Roland Emmerich's Shakespeare Film Sounds Appropriately Insane
Before he gets around to making Foundation, and consequently cutting out the hearts of Isaac Asimov fans with a rusty butter knife, Roland Emmerich is crafting a film called Anonymous. The idea behind the project is the oft-scorned theory that the works of William Shakespeare were actually written by Edward de Vere, the 17th Earl of Oxford.
We've known the cast, which includes Rhys Ifans, David Thewlis, Vanessa Redgrave and Edward Hogg, but haven't known much about the film.
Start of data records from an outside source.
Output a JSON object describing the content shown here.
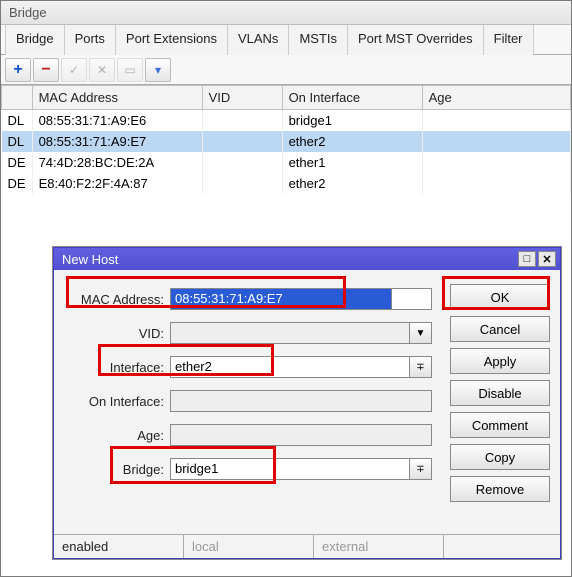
{
  "window": {
    "title": "Bridge"
  },
  "tabs": [
    "Bridge",
    "Ports",
    "Port Extensions",
    "VLANs",
    "MSTIs",
    "Port MST Overrides",
    "Filter"
  ],
  "columns": {
    "flag": "",
    "mac": "MAC Address",
    "vid": "VID",
    "oni": "On Interface",
    "age": "Age"
  },
  "rows": [
    {
      "flag": "DL",
      "mac": "08:55:31:71:A9:E6",
      "vid": "",
      "oni": "bridge1",
      "age": ""
    },
    {
      "flag": "DL",
      "mac": "08:55:31:71:A9:E7",
      "vid": "",
      "oni": "ether2",
      "age": ""
    },
    {
      "flag": "DE",
      "mac": "74:4D:28:BC:DE:2A",
      "vid": "",
      "oni": "ether1",
      "age": ""
    },
    {
      "flag": "DE",
      "mac": "E8:40:F2:2F:4A:87",
      "vid": "",
      "oni": "ether2",
      "age": ""
    }
  ],
  "dialog": {
    "title": "New Host",
    "fields": {
      "mac_label": "MAC Address:",
      "mac_value": "08:55:31:71:A9:E7",
      "vid_label": "VID:",
      "vid_value": "",
      "if_label": "Interface:",
      "if_value": "ether2",
      "oni_label": "On Interface:",
      "oni_value": "",
      "age_label": "Age:",
      "age_value": "",
      "br_label": "Bridge:",
      "br_value": "bridge1"
    },
    "buttons": {
      "ok": "OK",
      "cancel": "Cancel",
      "apply": "Apply",
      "disable": "Disable",
      "comment": "Comment",
      "copy": "Copy",
      "remove": "Remove"
    },
    "status": {
      "enabled": "enabled",
      "local": "local",
      "external": "external"
    }
  }
}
Now an article says Emmerich will "be doing with literary conspiracy theories in Anonymous what he did with world monuments in 2012: taking really big famous ones and slamming them into each other." Dammit, now I want to see this.
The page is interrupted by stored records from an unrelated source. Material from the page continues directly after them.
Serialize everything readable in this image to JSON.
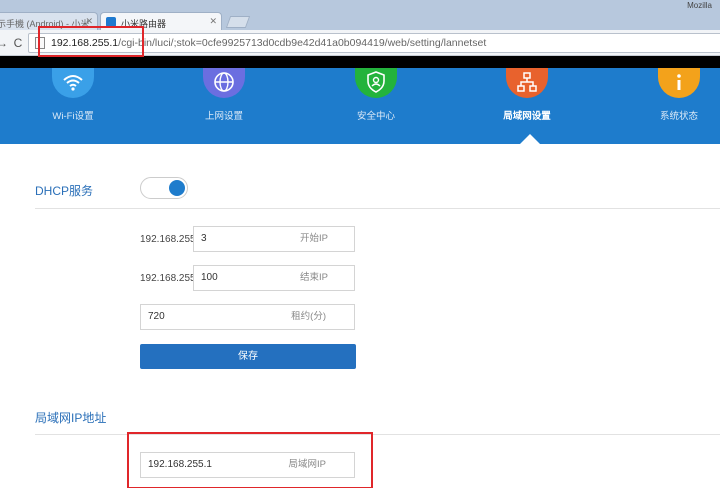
{
  "browser": {
    "tabs": [
      {
        "label": "示手機 (Android) - 小米...",
        "active": false
      },
      {
        "label": "小米路由器",
        "active": true
      }
    ],
    "window_label": "Mozilla",
    "url_host": "192.168.255.1",
    "url_path": "/cgi-bin/luci/;stok=0cfe9925713d0cdb9e42d41a0b094419/web/setting/lannetset"
  },
  "nav": {
    "items": [
      {
        "label": "Wi-Fi设置",
        "icon": "wifi-icon",
        "color": "#3aa0e8"
      },
      {
        "label": "上网设置",
        "icon": "globe-icon",
        "color": "#6b6ee0"
      },
      {
        "label": "安全中心",
        "icon": "shield-user-icon",
        "color": "#23b33c"
      },
      {
        "label": "局域网设置",
        "icon": "network-icon",
        "color": "#e8622d",
        "active": true
      },
      {
        "label": "系统状态",
        "icon": "info-icon",
        "color": "#f3a21b"
      }
    ]
  },
  "dhcp": {
    "title": "DHCP服务",
    "enabled": true,
    "ip_prefix": "192.168.255",
    "start_value": "3",
    "start_label": "开始IP",
    "end_value": "100",
    "end_label": "结束IP",
    "lease_value": "720",
    "lease_label": "租约(分)",
    "save_label": "保存"
  },
  "lan": {
    "title": "局域网IP地址",
    "ip_value": "192.168.255.1",
    "ip_label": "局域网IP"
  },
  "colors": {
    "header_blue": "#1e7ccc",
    "accent": "#2470bf",
    "annotation_red": "#e0262a"
  }
}
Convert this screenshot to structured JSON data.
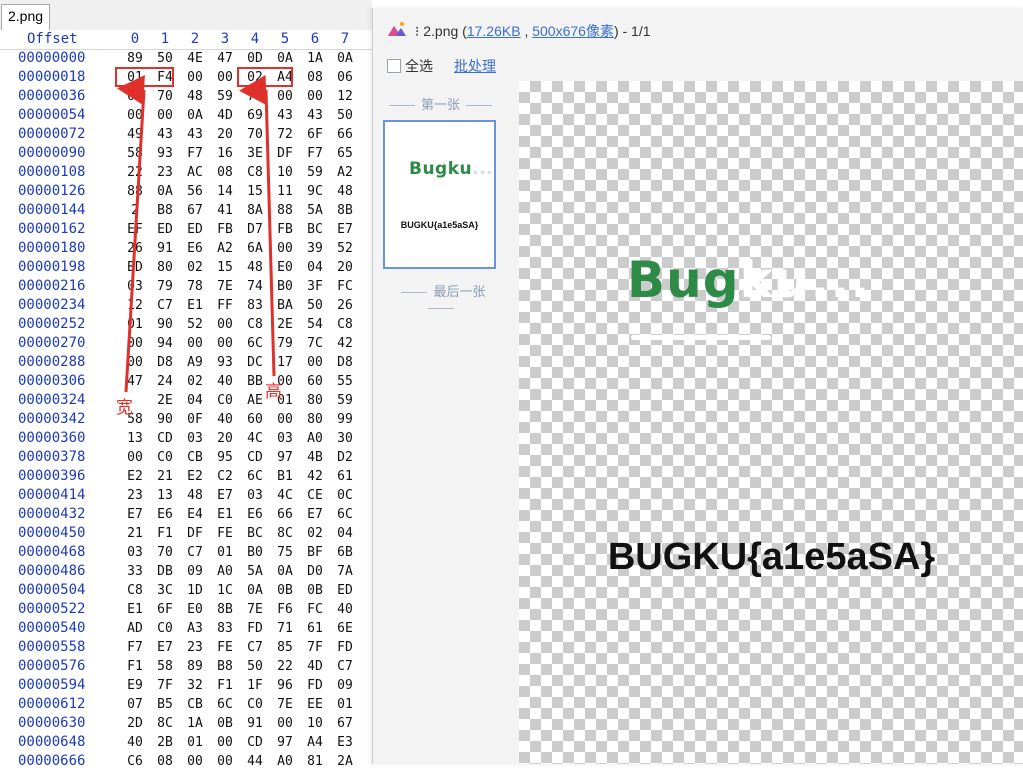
{
  "hex_editor": {
    "tab_label": "2.png",
    "header": {
      "offset_label": "Offset",
      "columns": [
        "0",
        "1",
        "2",
        "3",
        "4",
        "5",
        "6",
        "7"
      ]
    },
    "rows": [
      {
        "offset": "00000000",
        "bytes": [
          "89",
          "50",
          "4E",
          "47",
          "0D",
          "0A",
          "1A",
          "0A"
        ]
      },
      {
        "offset": "00000018",
        "bytes": [
          "01",
          "F4",
          "00",
          "00",
          "02",
          "A4",
          "08",
          "06"
        ]
      },
      {
        "offset": "00000036",
        "bytes": [
          "09",
          "70",
          "48",
          "59",
          "73",
          "00",
          "00",
          "12"
        ]
      },
      {
        "offset": "00000054",
        "bytes": [
          "00",
          "00",
          "0A",
          "4D",
          "69",
          "43",
          "43",
          "50"
        ]
      },
      {
        "offset": "00000072",
        "bytes": [
          "49",
          "43",
          "43",
          "20",
          "70",
          "72",
          "6F",
          "66"
        ]
      },
      {
        "offset": "00000090",
        "bytes": [
          "58",
          "93",
          "F7",
          "16",
          "3E",
          "DF",
          "F7",
          "65"
        ]
      },
      {
        "offset": "00000108",
        "bytes": [
          "22",
          "23",
          "AC",
          "08",
          "C8",
          "10",
          "59",
          "A2"
        ]
      },
      {
        "offset": "00000126",
        "bytes": [
          "88",
          "0A",
          "56",
          "14",
          "15",
          "11",
          "9C",
          "48"
        ]
      },
      {
        "offset": "00000144",
        "bytes": [
          "2",
          "B8",
          "67",
          "41",
          "8A",
          "88",
          "5A",
          "8B"
        ]
      },
      {
        "offset": "00000162",
        "bytes": [
          "EF",
          "ED",
          "ED",
          "FB",
          "D7",
          "FB",
          "BC",
          "E7"
        ]
      },
      {
        "offset": "00000180",
        "bytes": [
          "26",
          "91",
          "E6",
          "A2",
          "6A",
          "00",
          "39",
          "52"
        ]
      },
      {
        "offset": "00000198",
        "bytes": [
          "BD",
          "80",
          "02",
          "15",
          "48",
          "E0",
          "04",
          "20"
        ]
      },
      {
        "offset": "00000216",
        "bytes": [
          "03",
          "79",
          "78",
          "7E",
          "74",
          "B0",
          "3F",
          "FC"
        ]
      },
      {
        "offset": "00000234",
        "bytes": [
          "12",
          "C7",
          "E1",
          "FF",
          "83",
          "BA",
          "50",
          "26"
        ]
      },
      {
        "offset": "00000252",
        "bytes": [
          "01",
          "90",
          "52",
          "00",
          "C8",
          "2E",
          "54",
          "C8"
        ]
      },
      {
        "offset": "00000270",
        "bytes": [
          "00",
          "94",
          "00",
          "00",
          "6C",
          "79",
          "7C",
          "42"
        ]
      },
      {
        "offset": "00000288",
        "bytes": [
          "00",
          "D8",
          "A9",
          "93",
          "DC",
          "17",
          "00",
          "D8"
        ]
      },
      {
        "offset": "00000306",
        "bytes": [
          "47",
          "24",
          "02",
          "40",
          "BB",
          "00",
          "60",
          "55"
        ]
      },
      {
        "offset": "00000324",
        "bytes": [
          "",
          "2E",
          "04",
          "C0",
          "AE",
          "01",
          "80",
          "59"
        ]
      },
      {
        "offset": "00000342",
        "bytes": [
          "58",
          "90",
          "0F",
          "40",
          "60",
          "00",
          "80",
          "99"
        ]
      },
      {
        "offset": "00000360",
        "bytes": [
          "13",
          "CD",
          "03",
          "20",
          "4C",
          "03",
          "A0",
          "30"
        ]
      },
      {
        "offset": "00000378",
        "bytes": [
          "00",
          "C0",
          "CB",
          "95",
          "CD",
          "97",
          "4B",
          "D2"
        ]
      },
      {
        "offset": "00000396",
        "bytes": [
          "E2",
          "21",
          "E2",
          "C2",
          "6C",
          "B1",
          "42",
          "61"
        ]
      },
      {
        "offset": "00000414",
        "bytes": [
          "23",
          "13",
          "48",
          "E7",
          "03",
          "4C",
          "CE",
          "0C"
        ]
      },
      {
        "offset": "00000432",
        "bytes": [
          "E7",
          "E6",
          "E4",
          "E1",
          "E6",
          "66",
          "E7",
          "6C"
        ]
      },
      {
        "offset": "00000450",
        "bytes": [
          "21",
          "F1",
          "DF",
          "FE",
          "BC",
          "8C",
          "02",
          "04"
        ]
      },
      {
        "offset": "00000468",
        "bytes": [
          "03",
          "70",
          "C7",
          "01",
          "B0",
          "75",
          "BF",
          "6B"
        ]
      },
      {
        "offset": "00000486",
        "bytes": [
          "33",
          "DB",
          "09",
          "A0",
          "5A",
          "0A",
          "D0",
          "7A"
        ]
      },
      {
        "offset": "00000504",
        "bytes": [
          "C8",
          "3C",
          "1D",
          "1C",
          "0A",
          "0B",
          "0B",
          "ED"
        ]
      },
      {
        "offset": "00000522",
        "bytes": [
          "E1",
          "6F",
          "E0",
          "8B",
          "7E",
          "F6",
          "FC",
          "40"
        ]
      },
      {
        "offset": "00000540",
        "bytes": [
          "AD",
          "C0",
          "A3",
          "83",
          "FD",
          "71",
          "61",
          "6E"
        ]
      },
      {
        "offset": "00000558",
        "bytes": [
          "F7",
          "E7",
          "23",
          "FE",
          "C7",
          "85",
          "7F",
          "FD"
        ]
      },
      {
        "offset": "00000576",
        "bytes": [
          "F1",
          "58",
          "89",
          "B8",
          "50",
          "22",
          "4D",
          "C7"
        ]
      },
      {
        "offset": "00000594",
        "bytes": [
          "E9",
          "7F",
          "32",
          "F1",
          "1F",
          "96",
          "FD",
          "09"
        ]
      },
      {
        "offset": "00000612",
        "bytes": [
          "07",
          "B5",
          "CB",
          "6C",
          "C0",
          "7E",
          "EE",
          "01"
        ]
      },
      {
        "offset": "00000630",
        "bytes": [
          "2D",
          "8C",
          "1A",
          "0B",
          "91",
          "00",
          "10",
          "67"
        ]
      },
      {
        "offset": "00000648",
        "bytes": [
          "40",
          "2B",
          "01",
          "00",
          "CD",
          "97",
          "A4",
          "E3"
        ]
      },
      {
        "offset": "00000666",
        "bytes": [
          "C6",
          "08",
          "00",
          "00",
          "44",
          "A0",
          "81",
          "2A"
        ]
      }
    ],
    "annotations": {
      "width_label": "宽",
      "height_label": "高"
    }
  },
  "viewer": {
    "filename": "2.png",
    "title_prefix": "(",
    "filesize": "17.26KB",
    "title_sep": " , ",
    "dimensions": "500x676像素",
    "title_suffix": ") - 1/1",
    "select_all_label": "全选",
    "batch_label": "批处理",
    "first_label": "第一张",
    "last_label": "最后一张",
    "thumb_logo": "Bugku",
    "thumb_logo_dots": "...",
    "thumb_text": "BUGKU{a1e5aSA}",
    "logo_main": "Bug",
    "logo_white": "ku...",
    "flag_text": "BUGKU{a1e5aSA}"
  },
  "colors": {
    "offset_blue": "#1c3bb8",
    "annotation_red": "#e0302c",
    "logo_green": "#2e8b47",
    "link_blue": "#3b6fd4"
  }
}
Slate did a set visit and has a nice piece on the film. You may need to read no more than the assertion that Anonymous seems likely to be "a certifiably loony fantasia built on an epic scale."
If you do need to read more, here's the Cliff Notes version of what we'll find in the film: not only did de Vere write Shakespeare's works. According to this take, he was also the illegitimate son of Queen Elizabeth I, with whom began an affair as adult. (He, at least, was unaware of their relationship.) With her, de Vere had a son (brother), who became the third Earl of Southampton, to whom many scholars believe Shakespeare's sonnets are dedicated.
Well, scholars believe the sonnets are dedicated to this Earl, but not that he was his father's brother. Ahem. Suddenly, the idea of Ifans as de Vere and Redgrave as Queen Elizabeth I is a lot more interesting.
Screenwriter John Orloff says he's not trying to argue the case for the de Vere theory, and that his real concern is " the creative spirit and the power of the word."
Emmerich has been similarly demure about the film in the past, saying:
It's an historical thriller because it's about who will succeed Queen Elizabeth and the struggle of the people who want to have a hand in it. It's the Tudors on one side and the Cecils on the other, and in between [the two] is the Queen. Through that story we tell how the plays written by the Earl of Oxford ended up labelled 'William Shakespeare.'
I'm so glad he may have something a lot more ridiculous than that in mind.